If I have made a verbal offer of employment and the individual has accepted it can I withdraw that offer? I accept that I have entered into a verbal contract but no written offer was made.
Sarah Bird, employment law expert, Browne Jacobson
It is correct that if an unconditional offer of employment has been made by an employer and clearly accepted by the prospective employee the employer cannot normally unilaterally withdraw it. This is the case whether the offer has been made verbally or in writing.
The difference with a verbal offer is that it is harder for the prospective employee to produce evidence of the offer made and any terms that go with it. Therefore in this situation the prospective employee could potentially bring a claim of breach of contract if you were to withdraw the offer, but they would have to show that a contract had been properly formed and the terms agreed.
This may prove difficult, especially if you did not discuss all of the terms and conditions of employment when the offer was made. As the employer you would be liable to pay any losses incurred, which is restricted to the earnings and other benefits the prospective employee would have earned during their notice period with you.
If this was not agreed a court will impose a reasonable period of notice. If other crucial terms such as pay or start date have not been discussed and decided on, the court will probably say that no enforceable agreement has been reached.
You must be aware that if the reason for the withdrawal is discriminatory, for example on the grounds of their sex, race, religion or belief, disability or sexual orientation there may be claims under discrimination legislation.
In practice, I would suggest telephoning the prospective employee and explaining that unfortunately you are going to have to withdraw the offer of employment and you should do so as soon as possible.
Sarah can be contacted at: [email protected]
Martin Brewer, is a Partner with the employment team of Mills & Reeve
Claire, an offer which is made with the intention that, if accepted, it becomes binding cannot be withdrawn unilaterally for the simple reason that, if it has been accepted it is no longer an offer. Once an offer made in these circumstances is accepted you have created a contract.

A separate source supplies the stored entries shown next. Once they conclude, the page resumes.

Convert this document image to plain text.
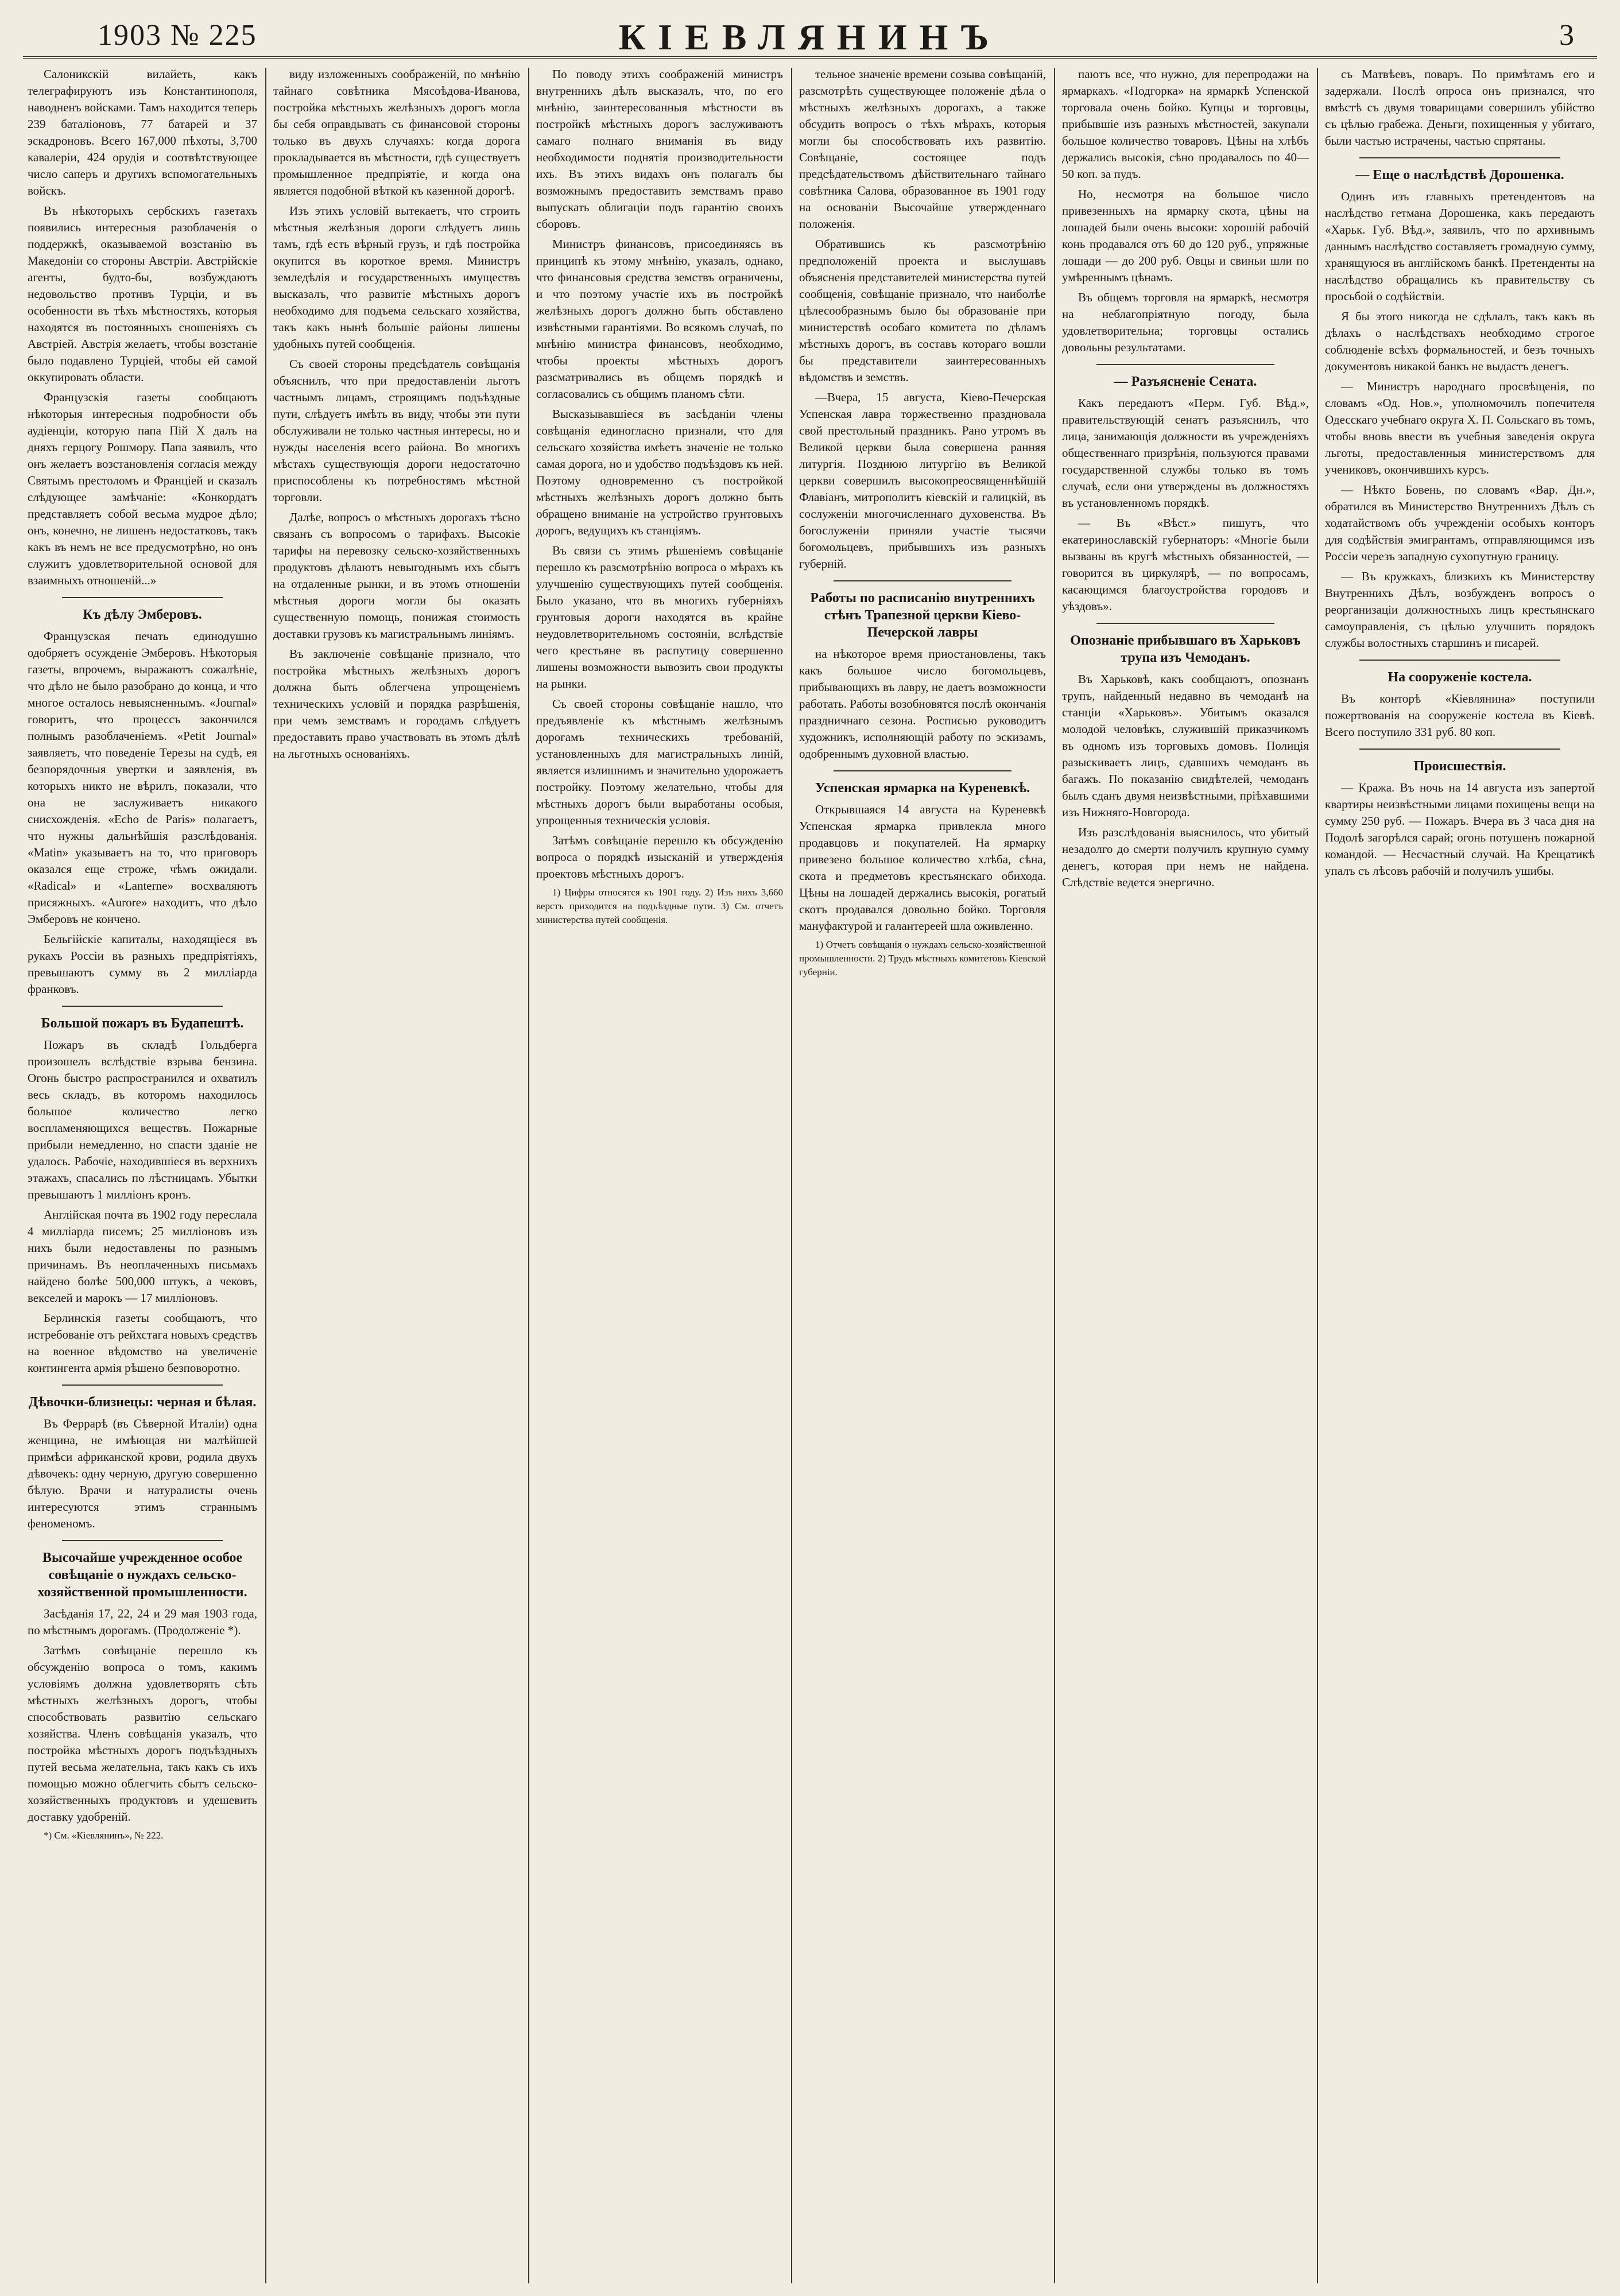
1903 № 225	КІЕВЛЯНИНЪ	3

Салоникскій вилайеть, какъ телеграфируютъ изъ Константинополя, наводненъ войсками. Тамъ находится теперь 239 баталіоновъ, 77 батарей и 37 эскадроновъ. Всего 167,000 пѣхоты, 3,700 кавалеріи, 424 орудія и соотвѣтствующее число саперъ и другихъ вспомогательныхъ войскъ.

Въ нѣкоторыхъ сербскихъ газетахъ появились интересныя разоблаченія о поддержкѣ, оказываемой возстанію въ Македоніи со стороны Австріи. Австрійскіе агенты, будто-бы, возбуждаютъ недовольство противъ Турціи, и въ особенности въ тѣхъ мѣстностяхъ, которыя находятся въ постоянныхъ сношеніяхъ съ Австріей. Австрія желаетъ, чтобы возстаніе было подавлено Турціей, чтобы ей самой оккупировать области.

Французскія газеты сообщаютъ нѣкоторыя интересныя подробности объ аудіенціи, которую папа Пій X далъ на дняхъ герцогу Рошмору. Папа заявилъ, что онъ желаетъ возстановленія согласія между Святымъ престоломъ и Франціей и сказалъ слѣдующее замѣчаніе: «Конкордатъ представляетъ собой весьма мудрое дѣло; онъ, конечно, не лишенъ недостатковъ, такъ какъ въ немъ не все предусмотрѣно, но онъ служитъ удовлетворительной основой для взаимныхъ отношеній...»

Къ дѣлу Эмберовъ.

Французская печать единодушно одобряетъ осужденіе Эмберовъ. Нѣкоторыя газеты, впрочемъ, выражаютъ сожалѣніе, что дѣло не было разобрано до конца, и что многое осталось невыясненнымъ. «Journal» говоритъ, что процессъ закончился полнымъ разоблаченіемъ. «Petit Journal» заявляетъ, что поведеніе Терезы на судѣ, ея безпорядочныя увертки и заявленія, въ которыхъ никто не вѣрилъ, показали, что она не заслуживаетъ никакого снисхожденія. «Echo de Paris» полагаетъ, что нужны дальнѣйшія разслѣдованія. «Matin» указываетъ на то, что приговоръ оказался еще строже, чѣмъ ожидали. «Radical» и «Lanterne» восхваляютъ присяжныхъ. «Aurore» находитъ, что дѣло Эмберовъ не кончено.

Бельгійскіе капиталы, находящіеся въ рукахъ Россіи въ разныхъ предпріятіяхъ, превышаютъ сумму въ 2 милліарда франковъ.

Большой пожаръ въ Будапештѣ.

Пожаръ въ складѣ Гольдберга произошелъ вслѣдствіе взрыва бензина. Огонь быстро распространился и охватилъ весь складъ, въ которомъ находилось большое количество легко воспламеняющихся веществъ. Пожарные прибыли немедленно, но спасти зданіе не удалось. Рабочіе, находившіеся въ верхнихъ этажахъ, спасались по лѣстницамъ. Убытки превышаютъ 1 милліонъ кронъ.

Англійская почта въ 1902 году переслала 4 милліарда писемъ; 25 милліоновъ изъ нихъ были недоставлены по разнымъ причинамъ. Въ неоплаченныхъ письмахъ найдено болѣе 500,000 штукъ, а чековъ, векселей и марокъ — 17 милліоновъ.

Берлинскія газеты сообщаютъ, что истребованіе отъ рейхстага новыхъ средствъ на военное вѣдомство на увеличеніе контингента армія рѣшено безповоротно.

Дѣвочки-близнецы: черная и бѣлая.

Въ Феррарѣ (въ Сѣверной Италіи) одна женщина, не имѣющая ни малѣйшей примѣси африканской крови, родила двухъ дѣвочекъ: одну черную, другую совершенно бѣлую. Врачи и натуралисты очень интересуются этимъ страннымъ феноменомъ.

Высочайше учрежденное особое совѣщаніе о нуждахъ сельско-хозяйственной промышленности.

Засѣданія 17, 22, 24 и 29 мая 1903 года, по мѣстнымъ дорогамъ. (Продолженіе *).

Затѣмъ совѣщаніе перешло къ обсужденію вопроса о томъ, какимъ условіямъ должна удовлетворять сѣть мѣстныхъ желѣзныхъ дорогъ, чтобы способствовать развитію сельскаго хозяйства. Членъ совѣщанія указалъ, что постройка мѣстныхъ дорогъ подъѣздныхъ путей весьма желательна, такъ какъ съ ихъ помощью можно облегчить сбытъ сельско-хозяйственныхъ продуктовъ и удешевить доставку удобреній.

*) См. «Кіевлянинъ», № 222.

виду изложенныхъ соображеній, по мнѣнію тайнаго совѣтника Мясоѣдова-Иванова, постройка мѣстныхъ желѣзныхъ дорогъ могла бы себя оправдывать съ финансовой стороны только въ двухъ случаяхъ: когда дорога прокладывается въ мѣстности, гдѣ существуетъ промышленное предпріятіе, и когда она является подобной вѣткой къ казенной дорогѣ.

Изъ этихъ условій вытекаетъ, что строить мѣстныя желѣзныя дороги слѣдуетъ лишь тамъ, гдѣ есть вѣрный грузъ, и гдѣ постройка окупится въ короткое время. Министръ земледѣлія и государственныхъ имуществъ высказалъ, что развитіе мѣстныхъ дорогъ необходимо для подъема сельскаго хозяйства, такъ какъ нынѣ большіе районы лишены удобныхъ путей сообщенія.

Съ своей стороны предсѣдатель совѣщанія объяснилъ, что при предоставленіи льготъ частнымъ лицамъ, строящимъ подъѣздные пути, слѣдуетъ имѣть въ виду, чтобы эти пути обслуживали не только частныя интересы, но и нужды населенія всего района. Во многихъ мѣстахъ существующія дороги недостаточно приспособлены къ потребностямъ мѣстной торговли.

Далѣе, вопросъ о мѣстныхъ дорогахъ тѣсно связанъ съ вопросомъ о тарифахъ. Высокіе тарифы на перевозку сельско-хозяйственныхъ продуктовъ дѣлаютъ невыгоднымъ ихъ сбытъ на отдаленные рынки, и въ этомъ отношеніи мѣстныя дороги могли бы оказать существенную помощь, понижая стоимость доставки грузовъ къ магистральнымъ линіямъ.

Въ заключеніе совѣщаніе признало, что постройка мѣстныхъ желѣзныхъ дорогъ должна быть облегчена упрощеніемъ техническихъ условій и порядка разрѣшенія, при чемъ земствамъ и городамъ слѣдуетъ предоставить право участвовать въ этомъ дѣлѣ на льготныхъ основаніяхъ.

По поводу этихъ соображеній министръ внутреннихъ дѣлъ высказалъ, что, по его мнѣнію, заинтересованныя мѣстности въ постройкѣ мѣстныхъ дорогъ заслуживаютъ самаго полнаго вниманія въ виду необходимости поднятія производительности ихъ. Въ этихъ видахъ онъ полагалъ бы возможнымъ предоставить земствамъ право выпускать облигаціи подъ гарантію своихъ сборовъ.

Министръ финансовъ, присоединяясь въ принципѣ къ этому мнѣнію, указалъ, однако, что финансовыя средства земствъ ограничены, и что поэтому участіе ихъ въ постройкѣ желѣзныхъ дорогъ должно быть обставлено извѣстными гарантіями. Во всякомъ случаѣ, по мнѣнію министра финансовъ, необходимо, чтобы проекты мѣстныхъ дорогъ разсматривались въ общемъ порядкѣ и согласовались съ общимъ планомъ сѣти.

Высказывавшіеся въ засѣданіи члены совѣщанія единогласно признали, что для сельскаго хозяйства имѣетъ значеніе не только самая дорога, но и удобство подъѣздовъ къ ней. Поэтому одновременно съ постройкой мѣстныхъ желѣзныхъ дорогъ должно быть обращено вниманіе на устройство грунтовыхъ дорогъ, ведущихъ къ станціямъ.

Въ связи съ этимъ рѣшеніемъ совѣщаніе перешло къ разсмотрѣнію вопроса о мѣрахъ къ улучшенію существующихъ путей сообщенія. Было указано, что въ многихъ губерніяхъ грунтовыя дороги находятся въ крайне неудовлетворительномъ состояніи, вслѣдствіе чего крестьяне въ распутицу совершенно лишены возможности вывозить свои продукты на рынки.

Съ своей стороны совѣщаніе нашло, что предъявленіе къ мѣстнымъ желѣзнымъ дорогамъ техническихъ требованій, установленныхъ для магистральныхъ линій, является излишнимъ и значительно удорожаетъ постройку. Поэтому желательно, чтобы для мѣстныхъ дорогъ были выработаны особыя, упрощенныя техническія условія.

Затѣмъ совѣщаніе перешло къ обсужденію вопроса о порядкѣ изысканій и утвержденія проектовъ мѣстныхъ дорогъ.

1) Цифры относятся къ 1901 году. 2) Изъ нихъ 3,660 верстъ приходится на подъѣздные пути. 3) См. отчетъ министерства путей сообщенія.

тельное значеніе времени созыва совѣщаній, разсмотрѣть существующее положеніе дѣла о мѣстныхъ желѣзныхъ дорогахъ, а также обсудить вопросъ о тѣхъ мѣрахъ, которыя могли бы способствовать ихъ развитію. Совѣщаніе, состоящее подъ предсѣдательствомъ дѣйствительнаго тайнаго совѣтника Салова, образованное въ 1901 году на основаніи Высочайше утвержденнаго положенія.

Обратившись къ разсмотрѣнію предположеній проекта и выслушавъ объясненія представителей министерства путей сообщенія, совѣщаніе признало, что наиболѣе цѣлесообразнымъ было бы образованіе при министерствѣ особаго комитета по дѣламъ мѣстныхъ дорогъ, въ составъ котораго вошли бы представители заинтересованныхъ вѣдомствъ и земствъ.

—Вчера, 15 августа, Кіево-Печерская Успенская лавра торжественно праздновала свой престольный праздникъ. Рано утромъ въ Великой церкви была совершена ранняя литургія. Позднюю литургію въ Великой церкви совершилъ высокопреосвященнѣйшій Флавіанъ, митрополитъ кіевскій и галицкій, въ сослуженіи многочисленнаго духовенства. Въ богослуженіи приняли участіе тысячи богомольцевъ, прибывшихъ изъ разныхъ губерній.

Работы по расписанію внутреннихъ стѣнъ Трапезной церкви Кіево-Печерской лавры

на нѣкоторое время приостановлены, такъ какъ большое число богомольцевъ, прибывающихъ въ лавру, не даетъ возможности работать. Работы возобновятся послѣ окончанія праздничнаго сезона. Росписью руководитъ художникъ, исполняющій работу по эскизамъ, одобреннымъ духовной властью.

Успенская ярмарка на Куреневкѣ.

Открывшаяся 14 августа на Куреневкѣ Успенская ярмарка привлекла много продавцовъ и покупателей. На ярмарку привезено большое количество хлѣба, сѣна, скота и предметовъ крестьянскаго обихода. Цѣны на лошадей держались высокія, рогатый скотъ продавался довольно бойко. Торговля мануфактурой и галантереей шла оживленно.

1) Отчетъ совѣщанія о нуждахъ сельско-хозяйственной промышленности. 2) Трудъ мѣстныхъ комитетовъ Кіевской губерніи.

паютъ все, что нужно, для перепродажи на ярмаркахъ. «Подгорка» на ярмаркѣ Успенской торговала очень бойко. Купцы и торговцы, прибывшіе изъ разныхъ мѣстностей, закупали большое количество товаровъ. Цѣны на хлѣбъ держались высокія, сѣно продавалось по 40—50 коп. за пудъ.

Но, несмотря на большое число привезенныхъ на ярмарку скота, цѣны на лошадей были очень высоки: хорошій рабочій конь продавался отъ 60 до 120 руб., упряжные лошади — до 200 руб. Овцы и свиньи шли по умѣреннымъ цѣнамъ.

Въ общемъ торговля на ярмаркѣ, несмотря на неблагопріятную погоду, была удовлетворительна; торговцы остались довольны результатами.

— Разъясненіе Сената.

Какъ передаютъ «Перм. Губ. Вѣд.», правительствующій сенатъ разъяснилъ, что лица, занимающія должности въ учрежденіяхъ общественнаго призрѣнія, пользуются правами государственной службы только въ томъ случаѣ, если они утверждены въ должностяхъ въ установленномъ порядкѣ.

— Въ «Вѣст.» пишутъ, что екатеринославскій губернаторъ: «Многіе были вызваны въ кругѣ мѣстныхъ обязанностей, — говорится въ циркулярѣ, — по вопросамъ, касающимся благоустройства городовъ и уѣздовъ».

Опознаніе прибывшаго въ Харьковъ трупа изъ Чемоданъ.

Въ Харьковѣ, какъ сообщаютъ, опознанъ трупъ, найденный недавно въ чемоданѣ на станціи «Харьковъ». Убитымъ оказался молодой человѣкъ, служившій приказчикомъ въ одномъ изъ торговыхъ домовъ. Полиція разыскиваетъ лицъ, сдавшихъ чемоданъ въ багажъ. По показанію свидѣтелей, чемоданъ былъ сданъ двумя неизвѣстными, пріѣхавшими изъ Нижняго-Новгорода.

Изъ разслѣдованія выяснилось, что убитый незадолго до смерти получилъ крупную сумму денегъ, которая при немъ не найдена. Слѣдствіе ведется энергично.

съ Матвѣевъ, поваръ. По примѣтамъ его и задержали. Послѣ опроса онъ признался, что вмѣстѣ съ двумя товарищами совершилъ убійство съ цѣлью грабежа. Деньги, похищенныя у убитаго, были частью истрачены, частью спрятаны.

— Еще о наслѣдствѣ Дорошенка.

Одинъ изъ главныхъ претендентовъ на наслѣдство гетмана Дорошенка, какъ передаютъ «Харьк. Губ. Вѣд.», заявилъ, что по архивнымъ даннымъ наслѣдство составляетъ громадную сумму, хранящуюся въ англійскомъ банкѣ. Претенденты на наслѣдство обращались къ правительству съ просьбой о содѣйствіи.

Я бы этого никогда не сдѣлалъ, такъ какъ въ дѣлахъ о наслѣдствахъ необходимо строгое соблюденіе всѣхъ формальностей, и безъ точныхъ документовъ никакой банкъ не выдастъ денегъ.

— Министръ народнаго просвѣщенія, по словамъ «Од. Нов.», уполномочилъ попечителя Одесскаго учебнаго округа Х. П. Сольскаго въ томъ, чтобы вновь ввести въ учебныя заведенія округа льготы, предоставленныя министерствомъ для учениковъ, окончившихъ курсъ.

— Нѣкто Бовень, по словамъ «Вар. Дн.», обратился въ Министерство Внутреннихъ Дѣлъ съ ходатайствомъ объ учрежденіи особыхъ конторъ для содѣйствія эмигрантамъ, отправляющимся изъ Россіи черезъ западную сухопутную границу.

— Въ кружкахъ, близкихъ къ Министерству Внутреннихъ Дѣлъ, возбужденъ вопросъ о реорганизаціи должностныхъ лицъ крестьянскаго самоуправленія, съ цѣлью улучшить порядокъ службы волостныхъ старшинъ и писарей.

На сооруженіе костела.

Въ конторѣ «Кіевлянина» поступили пожертвованія на сооруженіе костела въ Кіевѣ. Всего поступило 331 руб. 80 коп.

Происшествія.

— Кража. Въ ночь на 14 августа изъ запертой квартиры неизвѣстными лицами похищены вещи на сумму 250 руб. — Пожаръ. Вчера въ 3 часа дня на Подолѣ загорѣлся сарай; огонь потушенъ пожарной командой. — Несчастный случай. На Крещатикѣ упалъ съ лѣсовъ рабочій и получилъ ушибы.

One question might be whether you have an unconditional contract or if the offer was conditional. For example, you could make a verbal offer which sets out all of the essential terms of the offer which, if accepted, completes the agreement. However, you may make an offer 'subject to references/medical' etc. Thus even if this conditional offer is accepted there is no final agreement.
What is the effect of this? First if you have made, and have had accepted, an unconditional offer then you have created a binding contract of employment. This will have to be terminated in accordance with its terms (for example by giving notice or pay in lieu). In theory the statutory dismissal procedure will apply but in the absence of a right to make a claim for unfair dismissal this becomes irrelevant.
Second, if you have a conditional contract you are not necessarily off the hook. You cannot, for example, get out of making a conditional contract unconditional by failing to do something you promised to do (such as take up references). In these circumstances the 'employee' would have a claim.
You could, of course, chance your arm and simply say that you are withdrawing the offer and see whether a claim is made for say breach of contract. If it is you could settle for the notice pay.